Dōzen Island in the Oki archipelago in the Sea of Japan

Nakanoshima (中ノ島, also Naka-no-shima) is one of the Dōzen Islands in the Oki archipelago in the Sea of Japan. It is also known as Ama-tō (海士島).

The island, 32.21 km^{2} in area, has a population of approximately 2,400 persons. The island is administered by the town of Ama in Shimane Prefecture. Much of the island is within the borders of Daisen-Oki National Park.

==Geography==
Nakanoshima is the third largest of the Oki Islands. It is located approximately three hours by ferry north of Honshu coast. The island is of volcanic origin, with deeply indented coastline of 89.1 km, and with its highest point at 164 m above sea level.

The climate of Nakanshima is classified as a humid subtropical climate (Köppen climate classification Cfa) with very warm summers and cool winters.

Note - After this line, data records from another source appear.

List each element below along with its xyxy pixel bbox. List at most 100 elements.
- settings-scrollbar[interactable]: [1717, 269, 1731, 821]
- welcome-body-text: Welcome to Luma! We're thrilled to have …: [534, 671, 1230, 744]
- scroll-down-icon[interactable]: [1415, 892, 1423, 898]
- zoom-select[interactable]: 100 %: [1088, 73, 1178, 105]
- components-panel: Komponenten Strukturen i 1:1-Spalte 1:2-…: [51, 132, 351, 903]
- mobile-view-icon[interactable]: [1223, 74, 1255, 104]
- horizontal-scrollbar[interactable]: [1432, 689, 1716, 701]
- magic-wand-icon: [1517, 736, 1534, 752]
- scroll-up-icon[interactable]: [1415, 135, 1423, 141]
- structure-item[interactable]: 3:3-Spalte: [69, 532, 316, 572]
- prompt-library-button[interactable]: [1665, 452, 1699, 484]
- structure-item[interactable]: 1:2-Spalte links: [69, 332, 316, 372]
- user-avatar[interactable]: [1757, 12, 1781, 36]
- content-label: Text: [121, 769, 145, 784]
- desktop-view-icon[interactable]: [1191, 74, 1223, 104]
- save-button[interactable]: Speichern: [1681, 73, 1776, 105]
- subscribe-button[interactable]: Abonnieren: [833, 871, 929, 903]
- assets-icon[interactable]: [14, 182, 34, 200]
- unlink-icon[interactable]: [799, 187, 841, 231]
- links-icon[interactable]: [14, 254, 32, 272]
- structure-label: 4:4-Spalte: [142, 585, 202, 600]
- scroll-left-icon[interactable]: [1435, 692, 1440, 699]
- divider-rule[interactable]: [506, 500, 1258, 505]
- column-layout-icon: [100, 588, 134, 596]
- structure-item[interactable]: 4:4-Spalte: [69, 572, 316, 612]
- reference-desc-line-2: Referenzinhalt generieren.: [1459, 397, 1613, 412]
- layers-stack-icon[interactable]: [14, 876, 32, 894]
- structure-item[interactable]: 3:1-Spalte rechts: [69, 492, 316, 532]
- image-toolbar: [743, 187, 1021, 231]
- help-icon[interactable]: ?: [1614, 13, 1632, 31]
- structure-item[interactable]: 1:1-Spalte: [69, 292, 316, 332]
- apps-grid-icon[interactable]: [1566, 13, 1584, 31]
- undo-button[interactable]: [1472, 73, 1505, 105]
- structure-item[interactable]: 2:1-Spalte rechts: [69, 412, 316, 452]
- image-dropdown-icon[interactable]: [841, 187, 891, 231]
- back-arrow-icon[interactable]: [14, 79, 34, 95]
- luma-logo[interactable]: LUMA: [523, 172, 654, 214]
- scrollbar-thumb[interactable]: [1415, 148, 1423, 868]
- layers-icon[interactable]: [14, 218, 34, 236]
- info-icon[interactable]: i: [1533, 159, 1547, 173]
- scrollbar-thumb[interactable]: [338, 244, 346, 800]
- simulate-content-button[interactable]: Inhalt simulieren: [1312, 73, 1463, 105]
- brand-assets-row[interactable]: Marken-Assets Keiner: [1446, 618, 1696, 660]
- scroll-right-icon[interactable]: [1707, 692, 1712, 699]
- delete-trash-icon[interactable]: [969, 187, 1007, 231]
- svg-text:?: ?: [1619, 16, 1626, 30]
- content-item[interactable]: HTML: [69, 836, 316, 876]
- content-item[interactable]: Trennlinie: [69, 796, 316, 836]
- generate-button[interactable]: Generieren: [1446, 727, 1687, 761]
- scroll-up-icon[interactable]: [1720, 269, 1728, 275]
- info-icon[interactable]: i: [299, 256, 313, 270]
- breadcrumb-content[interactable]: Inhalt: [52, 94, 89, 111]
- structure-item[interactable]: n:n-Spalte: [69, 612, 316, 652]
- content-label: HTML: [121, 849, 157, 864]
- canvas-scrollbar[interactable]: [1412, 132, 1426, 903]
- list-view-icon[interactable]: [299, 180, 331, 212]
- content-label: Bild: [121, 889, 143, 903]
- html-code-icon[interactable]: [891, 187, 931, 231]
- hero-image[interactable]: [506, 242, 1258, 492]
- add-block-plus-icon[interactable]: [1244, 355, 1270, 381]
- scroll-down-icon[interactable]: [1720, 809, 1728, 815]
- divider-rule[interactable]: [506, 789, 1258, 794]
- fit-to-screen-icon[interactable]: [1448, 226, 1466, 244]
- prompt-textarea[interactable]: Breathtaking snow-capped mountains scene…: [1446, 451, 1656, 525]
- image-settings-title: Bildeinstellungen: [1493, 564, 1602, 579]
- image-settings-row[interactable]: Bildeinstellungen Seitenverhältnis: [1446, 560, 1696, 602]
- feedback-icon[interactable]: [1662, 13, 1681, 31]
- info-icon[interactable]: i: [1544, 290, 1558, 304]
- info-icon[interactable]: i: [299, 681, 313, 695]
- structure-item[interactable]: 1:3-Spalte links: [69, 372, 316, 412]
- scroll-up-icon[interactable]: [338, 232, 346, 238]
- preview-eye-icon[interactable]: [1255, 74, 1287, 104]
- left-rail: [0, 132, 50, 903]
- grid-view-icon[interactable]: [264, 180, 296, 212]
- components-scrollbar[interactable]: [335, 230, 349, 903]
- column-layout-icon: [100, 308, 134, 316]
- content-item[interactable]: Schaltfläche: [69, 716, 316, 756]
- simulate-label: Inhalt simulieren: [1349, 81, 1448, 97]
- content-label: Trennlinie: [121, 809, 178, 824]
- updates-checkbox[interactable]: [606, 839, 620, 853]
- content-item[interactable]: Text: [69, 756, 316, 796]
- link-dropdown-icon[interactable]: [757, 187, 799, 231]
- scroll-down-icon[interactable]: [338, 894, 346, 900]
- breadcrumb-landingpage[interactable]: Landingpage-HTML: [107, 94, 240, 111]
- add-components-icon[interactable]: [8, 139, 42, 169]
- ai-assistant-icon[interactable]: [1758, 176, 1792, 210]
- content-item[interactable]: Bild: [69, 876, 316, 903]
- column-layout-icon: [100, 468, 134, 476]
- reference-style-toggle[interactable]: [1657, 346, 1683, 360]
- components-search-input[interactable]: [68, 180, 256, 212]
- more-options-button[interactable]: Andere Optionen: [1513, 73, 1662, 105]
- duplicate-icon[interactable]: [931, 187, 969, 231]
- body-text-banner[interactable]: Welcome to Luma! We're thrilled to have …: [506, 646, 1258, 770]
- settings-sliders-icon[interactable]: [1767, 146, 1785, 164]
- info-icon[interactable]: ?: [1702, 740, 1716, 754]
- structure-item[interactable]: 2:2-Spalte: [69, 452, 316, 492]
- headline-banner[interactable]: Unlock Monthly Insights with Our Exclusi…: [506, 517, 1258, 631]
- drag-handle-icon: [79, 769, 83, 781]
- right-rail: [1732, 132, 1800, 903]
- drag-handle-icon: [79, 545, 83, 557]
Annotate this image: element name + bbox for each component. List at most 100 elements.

Precipitation is abundant throughout the year.

==History==
The Oki Islands have been inhabited since the Japanese Paleolithic era, and numerous artifacts from the Jōmon, Yayoi and Kofun periods have been found by archaeologists.

Nakanoshima was used as a place of exile from the Nara period, but is well known as the place of exile for ex-Emperor Go-Toba, who died on the island in 1239. Oki Jinja was erected on the island in 1939 in commemoration of this date. The island became part of the holdings under the control of Matsue Domain under the Tokugawa shogunate in the Edo period.

After the Meiji restoration, the Oki Islands became part of Tottori Prefecture in 1871, but were transferred to Shimane Prefecture in 1881.

The island became part of Ama Village in 1904, and reached a peak population in 1950 with 6,986 inhabitants. It was raised to town status in 1969.

==Transportation==
Nakanoshima is connected by regular ferry service from Saigo Port on Dōgojima, as well as by direct ferry service to points on mainland Japan.

==Economy==
The economy of the island is based on agriculture and commercial fishing. Seasonal tourism also plays a role in the local economy.